Pedalımı çevirmeye başlarken Akdeniz esintisinin beni nerelere alıp götüreceğini  merak ediyordum. Aynı yolu her gün almanın neresi merak edilecek diye sorabilirsiniz. Şimdi anlatayım o zaman dayanın arkanıza……
 Deniz kenarındaki lisenin deniz gören kocaman bahçesi, uçurtma çiçekleri ile dolmuştu. Gençlerin yüzündeki gülme alışık olduklarınız gibi değildi. Göğe çıkan umutların ne olursa olsun yeşermesi gerektiği gibi, inşaat için getirilmiş kumun içinden fırlayan filizler gibi.
 Mimozaları, ud nağmeleri ile dans ettiren yaşlı beyefendi, günlerin geçiş serenomisine eşlik ediyor.  Ama hiç acelesi yok.

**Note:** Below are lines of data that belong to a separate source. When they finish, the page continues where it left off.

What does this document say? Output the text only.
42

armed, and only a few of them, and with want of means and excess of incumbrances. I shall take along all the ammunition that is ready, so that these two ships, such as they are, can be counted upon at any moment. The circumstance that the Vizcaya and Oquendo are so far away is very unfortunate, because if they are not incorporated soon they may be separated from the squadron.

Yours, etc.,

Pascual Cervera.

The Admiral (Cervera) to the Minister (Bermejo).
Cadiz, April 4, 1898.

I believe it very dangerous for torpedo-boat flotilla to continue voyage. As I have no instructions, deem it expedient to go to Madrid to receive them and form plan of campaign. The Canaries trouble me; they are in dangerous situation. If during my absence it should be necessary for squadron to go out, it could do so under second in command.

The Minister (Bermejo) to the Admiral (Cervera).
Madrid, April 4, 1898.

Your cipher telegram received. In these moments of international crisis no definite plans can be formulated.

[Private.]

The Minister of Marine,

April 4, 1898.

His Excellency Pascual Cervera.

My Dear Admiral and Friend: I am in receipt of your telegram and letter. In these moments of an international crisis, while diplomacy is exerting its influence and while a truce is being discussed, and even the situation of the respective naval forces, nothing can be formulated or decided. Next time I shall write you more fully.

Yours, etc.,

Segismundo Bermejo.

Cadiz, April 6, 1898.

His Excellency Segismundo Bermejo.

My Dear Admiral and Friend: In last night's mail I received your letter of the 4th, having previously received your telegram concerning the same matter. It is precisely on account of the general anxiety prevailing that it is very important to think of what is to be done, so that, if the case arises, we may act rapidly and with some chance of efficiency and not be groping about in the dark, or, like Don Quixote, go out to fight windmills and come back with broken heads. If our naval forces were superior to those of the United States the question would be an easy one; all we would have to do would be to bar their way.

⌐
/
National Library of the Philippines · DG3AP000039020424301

Çünkü acelenin tüketmek olduğunu bilecek kadar yaşamış.
Japon çiçeklerinin koyu gölgesi okul kaçamaklarının kahvesi olmuş. Tam da çektikleri canlı yayına giriş yaptım bisikletimle. Gençlik iksiri onların havalarındaydı sanki bol bol içime çektim.  Dönüş yolunda gördüğüm ölü kumru, özgürlüğün sonsuza kadar sende kalmayacağını yine hatırlattı bana. Hızlandırdım pedallarımı, kalktım selemden, Akdeniz rüzgarı, saçlarımın arasından geçerken, gökyüzünün mavisini tutmaya çalışmayacaktım.